14 of 15 people found the following review helpful
- Published on Amazon.com
Format: Kindle Edition
**Disclaimer: This paperback novel was sent to me by the author at no cost to review. While I do not feel that this influenced me in any capacity, I am legally obligated to disclose this fact so that you can come to your own conclusions about the merit of this analysis.**
Life, as displayed through the eyes of a third party, can sometimes lead to observations and epiphanies unbeknownst to those being observed. In literature you generally refer to the third party as a "narrator", who usually expounds about subtle plot points or other information to add mystery to the prose. By contrast, a novel may be written from a first-person perspective, with the protagonist adding their perceptions and internal dialogue to deepen the tale. Finally, and author may use both a narrator and a first-person viewpoint.

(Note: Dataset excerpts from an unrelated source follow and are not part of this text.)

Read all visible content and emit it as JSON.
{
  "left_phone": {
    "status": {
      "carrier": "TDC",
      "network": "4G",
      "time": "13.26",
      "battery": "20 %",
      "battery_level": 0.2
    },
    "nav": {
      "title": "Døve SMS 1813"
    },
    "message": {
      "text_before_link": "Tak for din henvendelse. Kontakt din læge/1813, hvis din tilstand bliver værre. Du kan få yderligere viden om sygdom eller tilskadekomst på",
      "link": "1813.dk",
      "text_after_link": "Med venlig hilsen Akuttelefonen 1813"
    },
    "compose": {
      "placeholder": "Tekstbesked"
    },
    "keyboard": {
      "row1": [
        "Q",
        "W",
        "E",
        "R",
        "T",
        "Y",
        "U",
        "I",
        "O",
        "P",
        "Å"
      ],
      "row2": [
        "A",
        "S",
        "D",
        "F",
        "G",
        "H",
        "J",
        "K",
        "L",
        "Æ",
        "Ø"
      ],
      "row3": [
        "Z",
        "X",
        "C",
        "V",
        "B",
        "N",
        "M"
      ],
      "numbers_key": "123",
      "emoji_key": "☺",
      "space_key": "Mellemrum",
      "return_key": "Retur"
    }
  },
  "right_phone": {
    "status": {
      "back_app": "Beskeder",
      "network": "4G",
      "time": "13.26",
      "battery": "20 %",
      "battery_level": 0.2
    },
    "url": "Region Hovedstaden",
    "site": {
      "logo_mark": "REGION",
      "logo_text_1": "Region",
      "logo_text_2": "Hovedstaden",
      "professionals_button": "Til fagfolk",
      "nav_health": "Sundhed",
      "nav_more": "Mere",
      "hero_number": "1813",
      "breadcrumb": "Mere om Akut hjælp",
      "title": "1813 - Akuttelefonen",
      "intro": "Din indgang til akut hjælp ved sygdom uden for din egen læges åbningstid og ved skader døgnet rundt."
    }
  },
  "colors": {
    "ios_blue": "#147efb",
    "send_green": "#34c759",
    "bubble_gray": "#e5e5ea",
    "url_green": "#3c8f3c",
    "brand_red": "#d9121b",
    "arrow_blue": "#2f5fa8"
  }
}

Now you may be wondering as to why I wrote the above statement; the distinction is important because "Charles and Edward" is written in the form of emails exchanged between the main characters. At first this may seem like a nifty idea, but as the story unfolds you will find yourself yearning for more depth and exposition. With that in mind, here is my review of "Charles and Edward: A Modern-Day Pretty Woman".

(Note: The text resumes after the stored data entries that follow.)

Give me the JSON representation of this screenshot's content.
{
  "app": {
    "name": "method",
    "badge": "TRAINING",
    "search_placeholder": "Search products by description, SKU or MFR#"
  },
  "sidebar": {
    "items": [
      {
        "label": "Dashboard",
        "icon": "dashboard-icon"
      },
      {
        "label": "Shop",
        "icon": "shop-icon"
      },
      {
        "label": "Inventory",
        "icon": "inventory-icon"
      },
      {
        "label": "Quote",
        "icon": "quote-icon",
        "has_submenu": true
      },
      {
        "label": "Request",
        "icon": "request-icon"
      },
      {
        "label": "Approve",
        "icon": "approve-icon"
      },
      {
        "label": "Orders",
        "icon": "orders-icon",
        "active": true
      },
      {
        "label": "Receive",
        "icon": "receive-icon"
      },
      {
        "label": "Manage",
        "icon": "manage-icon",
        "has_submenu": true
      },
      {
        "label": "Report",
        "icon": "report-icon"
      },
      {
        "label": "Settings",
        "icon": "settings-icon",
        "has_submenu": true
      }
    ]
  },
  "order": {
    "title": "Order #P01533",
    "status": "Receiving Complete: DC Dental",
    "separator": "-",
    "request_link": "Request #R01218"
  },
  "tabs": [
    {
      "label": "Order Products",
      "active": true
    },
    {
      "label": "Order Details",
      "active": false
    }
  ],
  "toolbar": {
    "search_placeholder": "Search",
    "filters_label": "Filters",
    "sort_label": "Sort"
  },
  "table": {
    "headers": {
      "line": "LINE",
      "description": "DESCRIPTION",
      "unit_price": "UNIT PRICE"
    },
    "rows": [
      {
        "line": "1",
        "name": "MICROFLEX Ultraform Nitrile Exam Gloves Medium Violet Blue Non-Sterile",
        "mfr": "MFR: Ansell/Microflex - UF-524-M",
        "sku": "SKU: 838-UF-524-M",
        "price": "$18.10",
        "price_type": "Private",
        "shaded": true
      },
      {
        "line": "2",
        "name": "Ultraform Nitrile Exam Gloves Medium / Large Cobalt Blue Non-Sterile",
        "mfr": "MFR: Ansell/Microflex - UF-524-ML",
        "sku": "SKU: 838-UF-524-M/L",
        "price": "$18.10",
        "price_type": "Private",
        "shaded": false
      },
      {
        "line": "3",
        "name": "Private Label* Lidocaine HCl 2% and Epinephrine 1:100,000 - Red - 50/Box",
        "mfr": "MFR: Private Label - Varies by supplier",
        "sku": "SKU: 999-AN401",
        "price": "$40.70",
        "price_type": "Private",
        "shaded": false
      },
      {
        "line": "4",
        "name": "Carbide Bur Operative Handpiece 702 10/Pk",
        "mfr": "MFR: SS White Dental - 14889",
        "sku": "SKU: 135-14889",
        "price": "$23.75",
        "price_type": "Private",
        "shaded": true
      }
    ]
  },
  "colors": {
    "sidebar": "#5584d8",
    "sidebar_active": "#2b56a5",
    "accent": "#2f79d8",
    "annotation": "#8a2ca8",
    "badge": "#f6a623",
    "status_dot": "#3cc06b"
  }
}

As mentioned above, "Charles and Edward" (henceforth referred to as C&E) is written entirely in the form of email communication from the main characters. From page 1 you begin with an email from Charles to Edward, and then the inevitable reply from Edward. While an email may discuss another person, the author of C&E, rather than using email dialogue sporadically as a way to add to the story, chose the email format as the plot delivery vehicle for the entire book. You will read the circular email dialogue over and over, ad nauseam. If you are like me, you WILL also find yourself loathing the tale as you tackle each page.
Lastly, the book is printed with a very small font, even more so on the back of the book cover. If you have trouble reading smaller text, you may want to wait to purchase this book printed with a larger font.
Story and Plot
The book comes plastered with the tagline "A Modern Day Pretty Woman". For those of you who know history, the 1990 movie "Pretty Woman" (starring an appropriately sexy Richard Gere) was based on the play "My Fair Lady", which in turn was adapted from the 1912 play "Pygmalion" written by George Bernard Shaw. The basic premise of these three stories is that a poor, underprivileged woman meets a wealthy gentleman, who then gives her elocution lessons and dresses her is in fine clothing to elevate her standing within the class hierarchy, and thus gain entry into the world of the rich and successful.
C&E touches upon a condensed ideal of "Pretty Woman" with the trope of "poor boy, rich man", with the ensuing drama plays out in the emails between the two characters. Unfortunately the emails do not explain how Charles and Edward met each other, only that each enjoyed the company of the other party prior to the starting email at the beginning of the book. It is from these casual emails that the story evolves to Charles and Edward becoming more than just good friends.
In terms of language/writing skill (and by inference, his elocution) Edward (the "poor boy") writes well, so there is no need for Charles to train him to speak the Queen's English. As their romance unfolds throughout email after email, two points become clear:
1) Charles is older than Edward and is very generous. His luck in catching a young man lends to his tendency to give into Edward's numerous "requests",
2) Edward is a gold-digger. By the time that you reach the end of the book he is asking for money from Charles in nearly every email exchange.
Unfortunately, due to the writing style of the book, other details are a bit difficult to ascertain (in re: the plot). Charles wines-and-dines Edward, taking him on holiday to many exotic locations and gives him many gifts. That said the writing style of this book leaves the reader in the dark. The characters write to each other like two people who have shared an experience and know the background. Sadly, the book doesn't come around to add the reader to be privy to the inside joke.
"Charles and Edward" tries so hard to follow in the literary footsteps of "Pretty Woman" that it ends up tripping over its own narrative. From the nonstop email exchange narrative style, to the lack of establishing a proper setting, and writing that leaves the reader out of the loop of the world being created (name another novel that actively makes a reader feel "left out" on the plot), the reader will flinch at the lack of detail. lf "Charles and Edward" ever truly reaches the tagline on its cover, I will be surprised. The book has a lot of potential, but for some reason it doesn't want to reveal a plot. Final say: rent or borrow this book to determine whether you feel it is worth the price; personally, until the story is made clearer I cannot recommend this novel.